The papal legate listened with fascination and, to her surprise, some amusement. ‘I knew Fitzempress wasn’t as uninterested in Ireland as he liked to make out,’ he said.
‘But will he invade Ireland, my lord?’
‘Unfortunately, I don’t think so yet.’ He caught her bewilderment. ‘Dear daughter, these are high matters and are not for you, who should concern yourself only with the good of the souls who will soon be in your charge.’

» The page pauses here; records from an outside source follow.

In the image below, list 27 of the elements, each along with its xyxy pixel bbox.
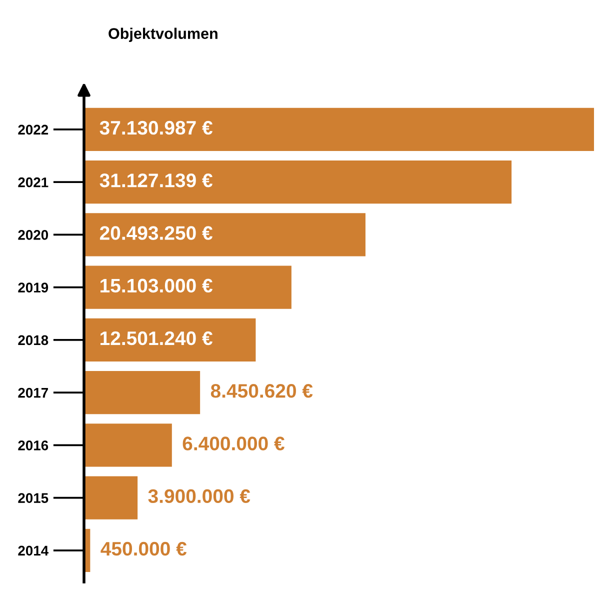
data-label: 3.900.000 € bbox=[148, 489, 250, 504]
bar bbox=[84, 370, 200, 414]
data-label: 20.493.250 € bbox=[100, 226, 212, 240]
y-tick-label: 2017 bbox=[18, 388, 48, 398]
y-tick-label: 2019 bbox=[18, 282, 48, 292]
bar bbox=[84, 160, 512, 204]
data-label: 450.000 € bbox=[100, 542, 187, 556]
data-label: 8.450.620 € bbox=[210, 384, 313, 398]
y-tick-label: 2018 bbox=[18, 335, 48, 346]
y-tick-label: 2015 bbox=[18, 493, 48, 503]
bar bbox=[84, 108, 594, 152]
y-tick-label: 2014 bbox=[18, 546, 49, 556]
chart-title: Objektvolumen bbox=[108, 28, 218, 42]
bar bbox=[84, 318, 256, 362]
data-label: 6.400.000 € bbox=[182, 436, 284, 450]
data-label: 37.130.987 € bbox=[100, 120, 212, 135]
data-label: 31.127.139 € bbox=[100, 174, 212, 188]
bar bbox=[84, 266, 292, 309]
y-tick-label: 2022 bbox=[18, 124, 48, 135]
bar bbox=[84, 213, 366, 256]
bar bbox=[84, 424, 172, 467]
bar bbox=[84, 476, 138, 520]
data-label: 15.103.000 € bbox=[100, 278, 212, 293]
y-tick-label: 2016 bbox=[18, 440, 48, 450]
y-tick-label: 2021 bbox=[18, 177, 48, 188]
data-label: 12.501.240 € bbox=[100, 331, 212, 346]
y-tick-label: 2020 bbox=[18, 230, 48, 240]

He told her to sit down while he took the place recently vacated by Eleanor. The warmth of the day and his velvet robe were making him perspire. His bulk, his smell and his obvious intelligence reminded Sister Boniface of the treasuress, but to her he was the most important person she had met that day, carrying the authority of the Pope – the only earthl
y authority she recognised. The aroma that came from him was therefore holy, and to be accepted as such.
‘My child, the situation in Ireland is complex, but for your purposes it is simple. You are being sent to take over the Abbey of Kildare at the invitation of one of Ireland’s many kings, Dermot of Leinster, in whose kingdom it is situated. Why he has asked for a foreign abbess is unclear. I was surprised when I heard of it, for usually these Irish kings give such preferments to their own kin. But I have met Dermot and he is an unusual man; part barbarian, as all Irishmen are, but with many civilised traits. His kingdom is on the eastern side of the country and I think he has a wish to bring it into the twelfth century by allying it to the mainland of Europe and adopting modern customs. Anyway, he has asked the Pope to send him an abbess.’ He picked up Sister Boniface’s hand. ‘We are sending him you, confident that we have found the right little person to fulfil God’s purpose.’

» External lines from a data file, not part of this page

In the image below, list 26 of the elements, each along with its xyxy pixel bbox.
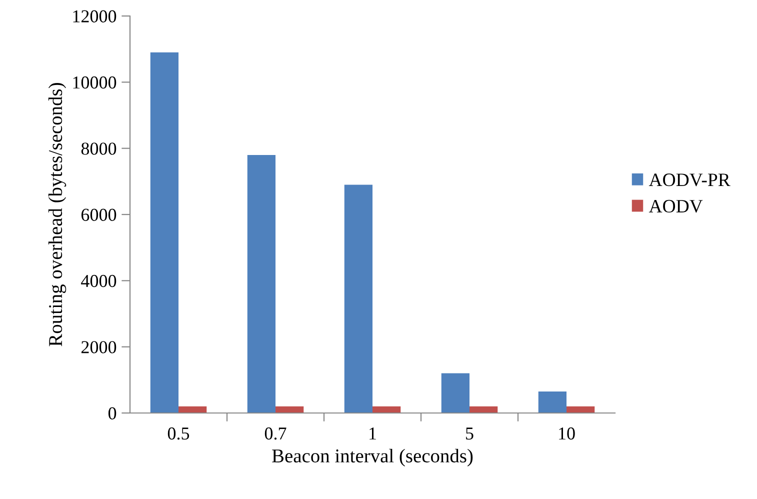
bar (538, 391, 566, 413)
bar (247, 154, 276, 413)
y-tick-label: 6000 (81, 208, 116, 221)
bar (441, 373, 470, 413)
y-tick-label: 4000 (81, 274, 116, 288)
bar (276, 406, 304, 413)
legend-label: AODV (648, 200, 703, 213)
x-tick-label: 10 (559, 427, 575, 440)
x-tick-label: 0.7 (264, 427, 286, 440)
bar (178, 406, 207, 413)
x-tick-label: 0.5 (168, 427, 190, 440)
bar (344, 184, 372, 413)
x-tick-label: 1 (370, 428, 376, 440)
x-axis-title: Beacon interval (seconds) (272, 448, 473, 466)
y-tick-label: 2000 (81, 341, 116, 354)
y-tick-label: 12000 (73, 10, 116, 22)
bar (372, 406, 401, 413)
bar (470, 406, 498, 413)
bar (150, 52, 178, 413)
x-tick-label: 5 (466, 428, 474, 440)
y-tick-label: 0 (108, 407, 116, 420)
y-tick-label: 8000 (81, 142, 116, 155)
y-axis-title: Routing overhead (bytes/seconds) (48, 83, 66, 346)
y-tick-label: 10000 (73, 76, 116, 89)
bar (566, 406, 595, 413)
legend-label: AODV-PR (648, 174, 730, 186)
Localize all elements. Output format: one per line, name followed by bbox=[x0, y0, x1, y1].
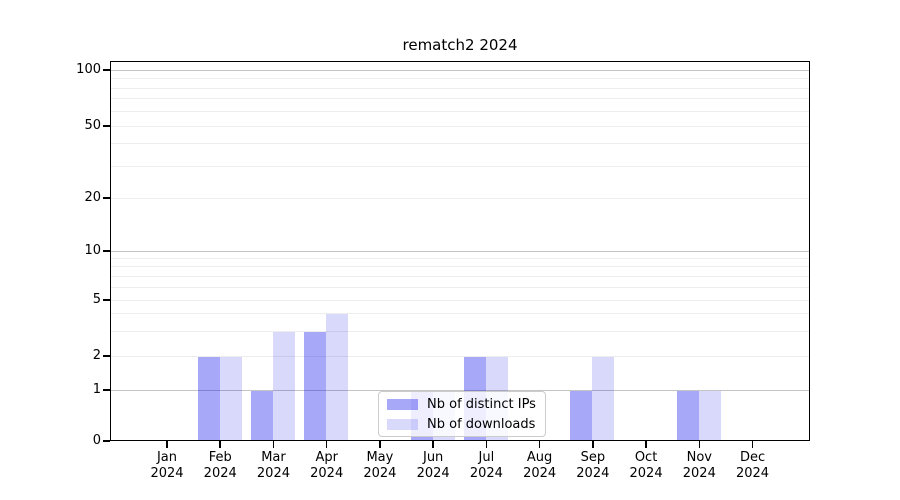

He kneaded her hand all the time that he was telling her what God’s purpose was, which made her uncomfortable and distracted her from concentrating. She gathered that she was to hold the same position at Kildare as the abbess held at Fontevrault, wielding power not only over the nuns of the convent, but over the monks of the attached monastery as well.
‘You are to be our little crucifer, carrying the cross of Rome’s Church and her tradition into this abbey which doubtlessly has strayed so far from it. You will countenance no variation of the discipline which you have been taught, and should Dermot or anyone else prevail upon you to do so, you will oppose him and send word through me to the Pope, and we shall come to your aid. Is that clear?’